Last week, I unloaded a kiln full of only glaze tests which I did on the new test tiles we made with the extruder. I have to say that I am very pleased with the performance of the tiles themselves. The glaze tests are another matter. Let’s just say that out of a few hundred combinations and recipes, I think I’ll keep or expand on maybe five. I keep telling myself that you never know what a recipe is going to look like until you fire it in your kiln under your conditions. That’s my justification for appearing to waste so much time and energy.
In addition to 12 line blends, I also took all of my existing glazes and tested them over and under each other. That’s 8 x 8 = 64 tiles right there. In general, my glazes do not play well together in terms of appearance. However, this was very educational, and now I know which ones combine to do something interesting, if not attractive. I can also safely say that none of the combinations seem to crawl off one another or anything else catastrophic.
I did manage to generate some interesting purples, a new silica white, a medium waterfall green, a floating green-on-brown, and a floating blue-on-black (à la Midnight Peacock, but simpler because it’s one glaze not two, woo hoo!!!).
I also learned the following tidbits which might help you in some of your testing. Remember, everything is dependent on the chemistry of the base glaze and your firing schedule.
(If you’re reading this article, you’ll probably be interested in my Glossary of Glaze Colorants as well.)
1. Although lithium (from lithium carbonate, spodumene, or petalite for example) contributes to a lovely glaze finish in some base glazes, it can also kill certain color responses. For example, at our temperature, I can get some great iron greens in certain feldspathic base glazes. However, adding an appreciable amount of lithia-containing mineral to these base glazes make them turn an unimpressive brown.
2. Maybe this is obvious: Two base glazes which have the same oxide analysis but use different minerals to get there do not necessarily look the same when fired. For example, you can get calcia from whiting or from wollastonite (and others). If you substitute wollastonite, you obviously have to decrease your flint content, to keep the silica the same, but once everything is adjusted and the molar amounts of all the different oxides are similar (within 0.1) you aren’t guaranteed that one base glaze will fire like another. Fascinating, isn’t it? From a purely chemical standpoint, one might assume that oxide source wasn’t nearly as important as final oxide content. However, it seems that source does matter. So, choose wisely.
3. Calcium does indeed have a bleaching effect on iron. I don’t know if you would see this in a (high) iron-containing glaze, but in a clear glaze, increasing the calcium content will bleach the tan appearance coming from the iron in the clay body. This is particularly noticeable on our white stoneware. We use Phoenix from Highwater Clay which is pretty darn white in oxidation at cone 10. However, there is a noticeable difference when clear glazes that differ only in calcium content are used on this body.

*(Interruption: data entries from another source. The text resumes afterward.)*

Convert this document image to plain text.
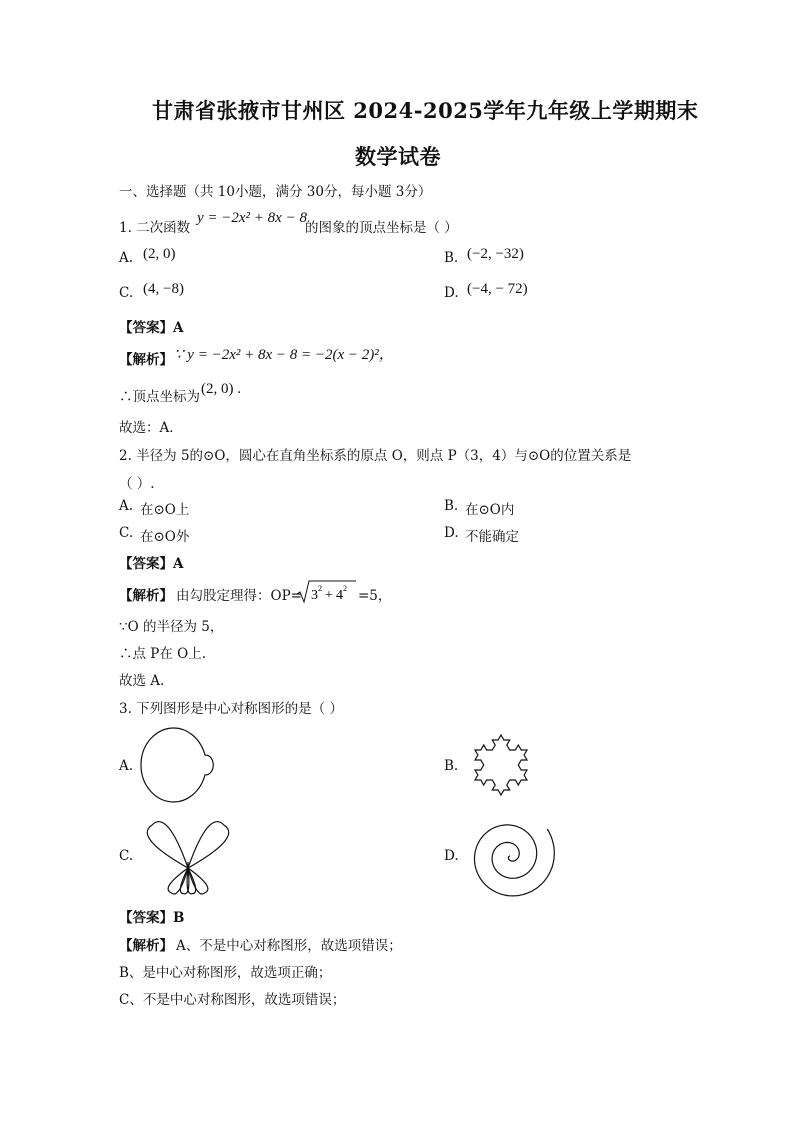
甘肃省张掖市甘州区 2024-2025学年九年级上学期期末
数学试卷
一、选择题（共 10小题，满分 30分，每小题 3分）
1. 二次函数
y = −2x² + 8x − 8
的图象的顶点坐标是（ ）
A. (2, 0)	B. (−2, −32)
C. (4, −8)	D. (−4, − 72)
【答案】A
【解析】 ∵ y = −2x² + 8x − 8 = −2(x − 2)²，
∴顶点坐标为 (2, 0) .
故选：A．
2. 半径为 5的⊙O，圆心在直角坐标系的原点 O，则点 P（3，4）与⊙O的位置关系是
（ ）.
A. 在⊙O上	B. 在⊙O内
C. 在⊙O外	D. 不能确定
【答案】A
【解析】 由勾股定理得：OP= 3 2 + 4 2 =5，
∵O 的半径为 5，
∴点 P在 O上.
故选 A.
3. 下列图形是中心对称图形的是（ ）
A.	B.
C.	D.
【答案】B
【解析】 A、不是中心对称图形，故选项错误；
B、是中心对称图形，故选项正确；
C、不是中心对称图形，故选项错误；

4. Black iron oxide (FeO) and red iron oxide (Fe2O3) perform differently in the same base glaze. Now, I’m not talking about intensity of color, since by weight, red iron oxide is not as “strong” as black as there are more iron atoms in a given weight of FeO than Fe2O3. At cone 10, Fe2O3 breaks down to FeO and thus, if correcting for molecular weights, one should be able to obtain the same color from FeO as Fe2O3 if you adjust the percentage correctly. However, red iron oxide, in my experience, consistently generates a warmer brown than does black. Browns made from black iron oxide tend toward a grey-green cooler hue versus those made with red which are warmer, more like burnt sienna.
5. Very small amounts of chrome in the appropriate base glaze are awesome and can do some miraculous things. In the wrong base glaze it turns out cat-sick green.
6. Magnesium causes copper to tend toward a warmer and softer green whereas lithium generates yellower greens.
7. The titanium dioxide in rutile can have a lovely effect on basic cobalt blue, however, you have to be careful of the pinholing that is associated with adding TiO2 to a glaze. I have worked on ameliorating this phenomenon by extending what I refer to as the “open” time of a glaze. By that I mean, the amount of time a glaze is molten in your kiln, before a skin has formed on the glaze surface through which bubbles have to pass contributing to pinholing. Logically, you can extend the open time of the glaze by maintaining its maturing temperature for longer either through heat or chemistry. If you’re trying to extend the open time via different fluxes, you may need to take into account the temperature at which compounds such as oxygen or carbon dioxide are evolved from the molten glass. Please note that “open time” is my own special word, meaning if you use it in front of someone other than me, they probably won’t know what you’re talking about!